Thesis etd-06302021-103021


Thesis type
Tesi di dottorato di ricerca
Author
CARTA, ANTONIO
URN
etd-06302021-103021
Thesis title
Memorization in Recurrent Neural Networks
Academic discipline
INF/01
Course of study
INFORMATICA
Supervisors
tutor Prof. Bacciu, Davide
Keywords
  • continual learning
  • recurrent neural networks
  • sequence autoencoding
  • short-term memory
Graduation session start date
20/07/2021
Availability
Full
Summary
Rich sources of data such as text, video, or time series, are composed of a sequence of elements. Traditionally, recurrent neural networks have been used to process sequences by keeping a trace of the past in a recursively updated hidden state.
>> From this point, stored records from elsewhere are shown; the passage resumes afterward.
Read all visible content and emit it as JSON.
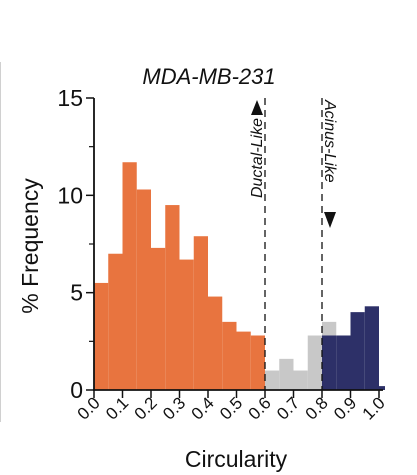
{
  "chart_data": {
    "type": "bar",
    "title": "MDA-MB-231",
    "xlabel": "Circularity",
    "ylabel": "% Frequency",
    "xlim": [
      0,
      1.0
    ],
    "ylim": [
      0,
      15
    ],
    "bin_width": 0.05,
    "x_ticks": [
      "0.0",
      "0.1",
      "0.2",
      "0.3",
      "0.4",
      "0.5",
      "0.6",
      "0.7",
      "0.8",
      "0.9",
      "1.0"
    ],
    "y_ticks": [
      "0",
      "5",
      "10",
      "15"
    ],
    "grid": false,
    "series": [
      {
        "color": "#E8743F",
        "bins": [
          {
            "x0": 0.0,
            "value": 5.5
          },
          {
            "x0": 0.05,
            "value": 7.0
          },
          {
            "x0": 0.1,
            "value": 11.7
          },
          {
            "x0": 0.15,
            "value": 10.3
          },
          {
            "x0": 0.2,
            "value": 7.3
          },
          {
            "x0": 0.25,
            "value": 9.5
          },
          {
            "x0": 0.3,
            "value": 6.7
          },
          {
            "x0": 0.35,
            "value": 7.9
          },
          {
            "x0": 0.4,
            "value": 4.8
          },
          {
            "x0": 0.45,
            "value": 3.5
          },
          {
            "x0": 0.5,
            "value": 3.0
          },
          {
            "x0": 0.55,
            "value": 2.8
          }
        ]
      },
      {
        "color": "#C8C8C8",
        "bins": [
          {
            "x0": 0.6,
            "value": 1.0
          },
          {
            "x0": 0.65,
            "value": 1.6
          },
          {
            "x0": 0.7,
            "value": 1.0
          },
          {
            "x0": 0.75,
            "value": 2.8
          },
          {
            "x0": 0.8,
            "value": 3.5
          }
        ]
      },
      {
        "color": "#2D3068",
        "bins": [
          {
            "x0": 0.8,
            "value": 2.8
          },
          {
            "x0": 0.85,
            "value": 2.8
          },
          {
            "x0": 0.9,
            "value": 4.0
          },
          {
            "x0": 0.95,
            "value": 4.3
          },
          {
            "x0": 1.0,
            "value": 0.2
          }
        ]
      }
    ],
    "thresholds": [
      {
        "x": 0.6,
        "label": "Ductal-Like",
        "arrow": "up"
      },
      {
        "x": 0.8,
        "label": "Acinus-Like",
        "arrow": "down"
      }
    ]
  }
}
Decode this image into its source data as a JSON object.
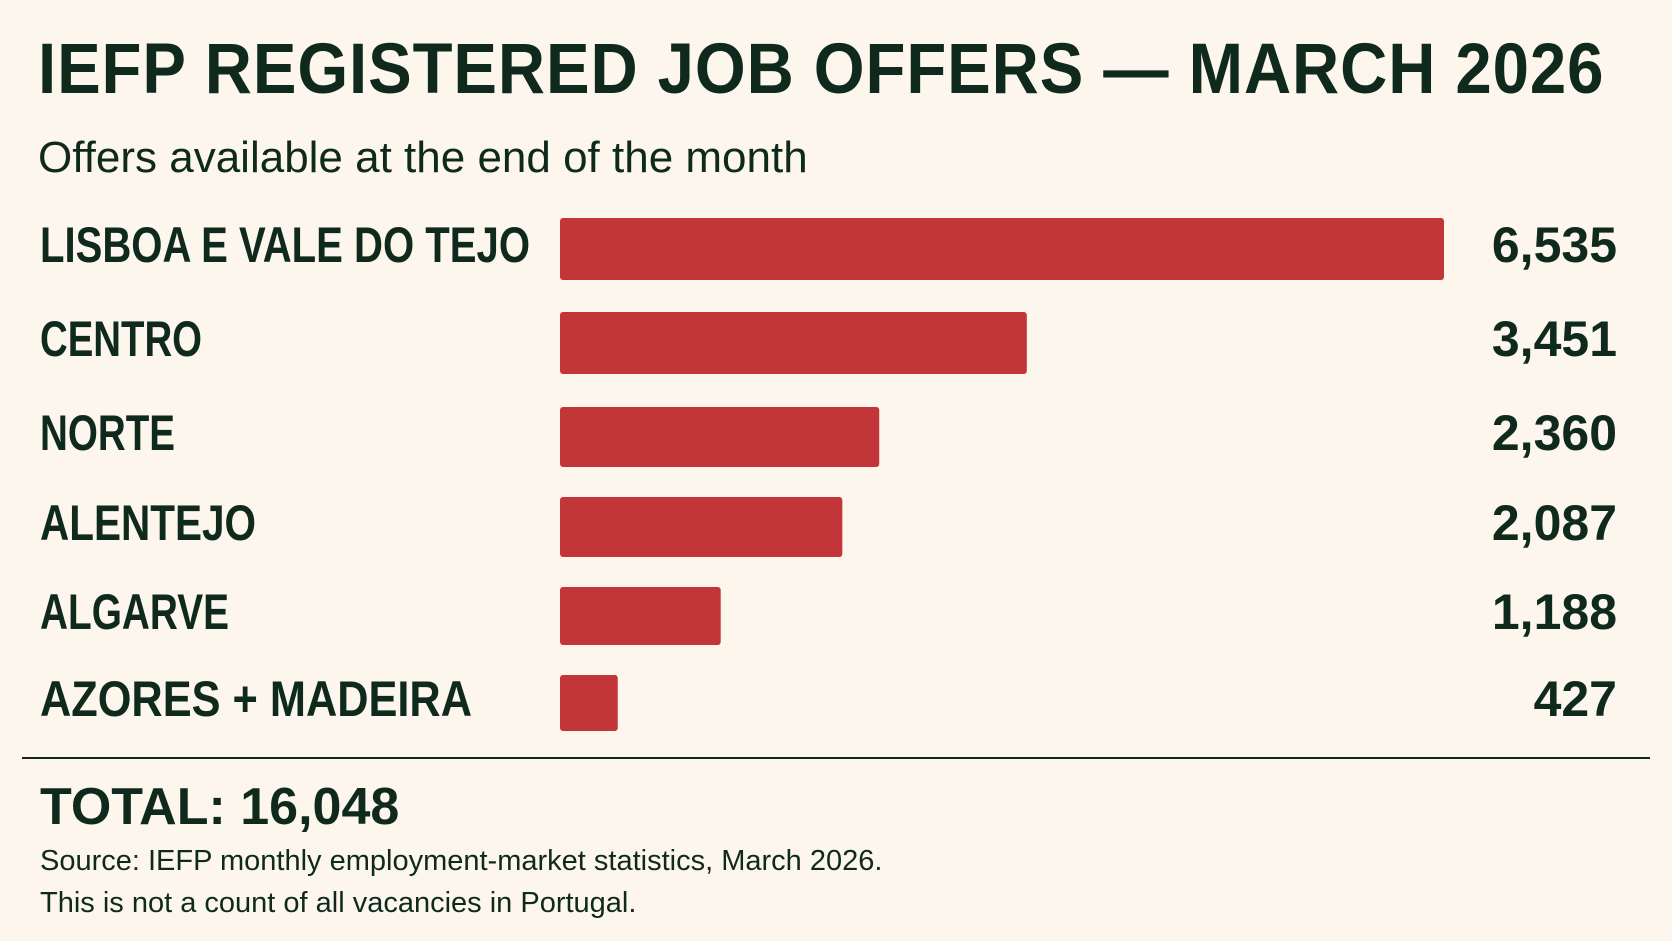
{
  "title": "IEFP REGISTERED JOB OFFERS — MARCH 2026",
  "subtitle": "Offers available at the end of the month",
  "chart_data": {
    "type": "bar",
    "orientation": "horizontal",
    "title": "IEFP REGISTERED JOB OFFERS — MARCH 2026",
    "subtitle": "Offers available at the end of the month",
    "categories": [
      "LISBOA E VALE DO TEJO",
      "CENTRO",
      "NORTE",
      "ALENTEJO",
      "ALGARVE",
      "AZORES + MADEIRA"
    ],
    "values": [
      6535,
      3451,
      2360,
      2087,
      1188,
      427
    ],
    "value_labels": [
      "6,535",
      "3,451",
      "2,360",
      "2,087",
      "1,188",
      "427"
    ],
    "xlim": [
      0,
      6535
    ],
    "grid": false,
    "legend": "none",
    "bar_color": "#c23538"
  },
  "total": "TOTAL: 16,048",
  "source_note": "Source: IEFP monthly employment-market statistics, March 2026.",
  "disclaimer": "This is not a count of all vacancies in Portugal.",
  "colors": {
    "background": "#fcf6ec",
    "text": "#0f2a1d",
    "bar": "#c23538"
  }
}
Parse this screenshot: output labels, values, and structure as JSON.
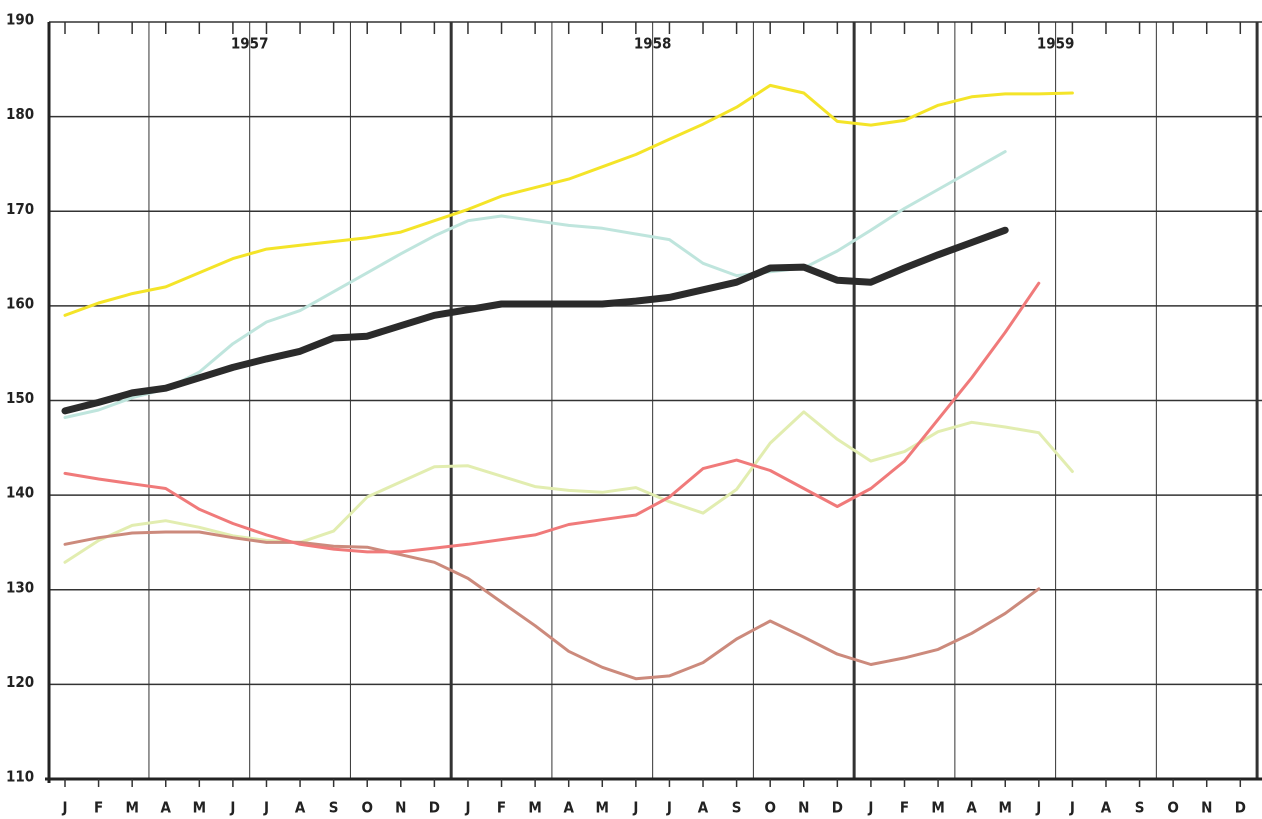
{
  "chart_data": {
    "type": "line",
    "annotations": [
      "1957",
      "1958",
      "1959"
    ],
    "categories": [
      "J",
      "F",
      "M",
      "A",
      "M",
      "J",
      "J",
      "A",
      "S",
      "O",
      "N",
      "D",
      "J",
      "F",
      "M",
      "A",
      "M",
      "J",
      "J",
      "A",
      "S",
      "O",
      "N",
      "D",
      "J",
      "F",
      "M",
      "A",
      "M",
      "J",
      "J",
      "A",
      "S",
      "O",
      "N",
      "D"
    ],
    "ylim": [
      110,
      190
    ],
    "yticks": [
      110,
      120,
      130,
      140,
      150,
      160,
      170,
      180,
      190
    ],
    "grid": true,
    "series": [
      {
        "color": "#f4e428",
        "width": 3,
        "values": [
          159,
          160.3,
          161.3,
          162,
          163.5,
          165,
          166,
          166.4,
          166.8,
          167.2,
          167.8,
          169,
          170.2,
          171.6,
          172.5,
          173.4,
          174.7,
          176,
          177.6,
          179.2,
          181,
          183.3,
          182.5,
          179.5,
          179.1,
          179.6,
          181.2,
          182.1,
          182.4,
          182.4,
          182.5,
          null,
          null,
          null,
          null,
          null
        ]
      },
      {
        "color": "#bfe5dd",
        "width": 3,
        "values": [
          148.2,
          149,
          150.3,
          151.2,
          153,
          156,
          158.3,
          159.5,
          161.5,
          163.5,
          165.5,
          167.4,
          169,
          169.5,
          169,
          168.5,
          168.2,
          167.6,
          167,
          164.5,
          163.2,
          163.6,
          164,
          165.8,
          168,
          170.3,
          172.3,
          174.3,
          176.3,
          null,
          null,
          null,
          null,
          null,
          null,
          null
        ]
      },
      {
        "color": "#e2edb0",
        "width": 3,
        "values": [
          132.9,
          135.2,
          136.8,
          137.3,
          136.6,
          135.7,
          135.2,
          135,
          136.2,
          139.8,
          141.4,
          143,
          143.1,
          142,
          140.9,
          140.5,
          140.3,
          140.8,
          139.3,
          138.1,
          140.6,
          145.5,
          148.8,
          145.9,
          143.6,
          144.6,
          146.7,
          147.7,
          147.2,
          146.6,
          142.5,
          null,
          null,
          null,
          null,
          null
        ]
      },
      {
        "color": "#cc8a7c",
        "width": 3,
        "values": [
          134.8,
          135.5,
          136,
          136.1,
          136.1,
          135.5,
          135,
          135,
          134.6,
          134.5,
          133.7,
          132.9,
          131.2,
          128.7,
          126.2,
          123.5,
          121.8,
          120.6,
          120.9,
          122.3,
          124.8,
          126.7,
          125,
          123.2,
          122.1,
          122.8,
          123.7,
          125.4,
          127.5,
          130.1,
          null,
          null,
          null,
          null,
          null,
          null
        ]
      },
      {
        "color": "#f07a7a",
        "width": 3,
        "values": [
          142.3,
          141.7,
          141.2,
          140.7,
          138.5,
          137,
          135.8,
          134.8,
          134.3,
          134,
          134,
          134.4,
          134.8,
          135.3,
          135.8,
          136.9,
          137.4,
          137.9,
          139.8,
          142.8,
          143.7,
          142.6,
          140.7,
          138.8,
          140.7,
          143.6,
          148,
          152.4,
          157.2,
          162.4,
          null,
          null,
          null,
          null,
          null,
          null
        ]
      },
      {
        "color": "#2b2b2b",
        "width": 7,
        "values": [
          148.9,
          149.8,
          150.8,
          151.3,
          152.4,
          153.5,
          154.4,
          155.2,
          156.6,
          156.8,
          157.9,
          159,
          159.6,
          160.2,
          160.2,
          160.2,
          160.2,
          160.5,
          160.9,
          161.7,
          162.5,
          164,
          164.1,
          162.7,
          162.5,
          164,
          165.4,
          166.7,
          168,
          null,
          null,
          null,
          null,
          null,
          null,
          null
        ]
      }
    ]
  }
}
The ability of recurrent networks to memorize the past is fundamental to their success.
In this thesis, we study recurrent networks and their short-term memory, with the objective of maximizing it. In the literature, most models either do not optimize the short-term memory or they do so in a data-independent way. We propose a conceptual framework that splits recurrent networks into two separate components: a feature extractor and a memorization component. Following this separation, we show how to optimize the short-term memory of recurrent networks. This is a challenging problem, hard to solve by end-to-end backpropagation. We propose several solutions that allow us to efficiently optimize the memorization component. Finally, we apply our approach to two application domains: sentence embeddings for natural language processing and continual learning on sequential data.
Overall, we find that optimizing the short-term memory improves the ability of recurrent models to learn long-range dependencies, helps the training process, and provides features that generalize well to unseen data.
The findings of this thesis provide a better understanding of short-term memory in recurrent networks and suggest general principles that may be useful to design novel recurrent models with expressive memorization components.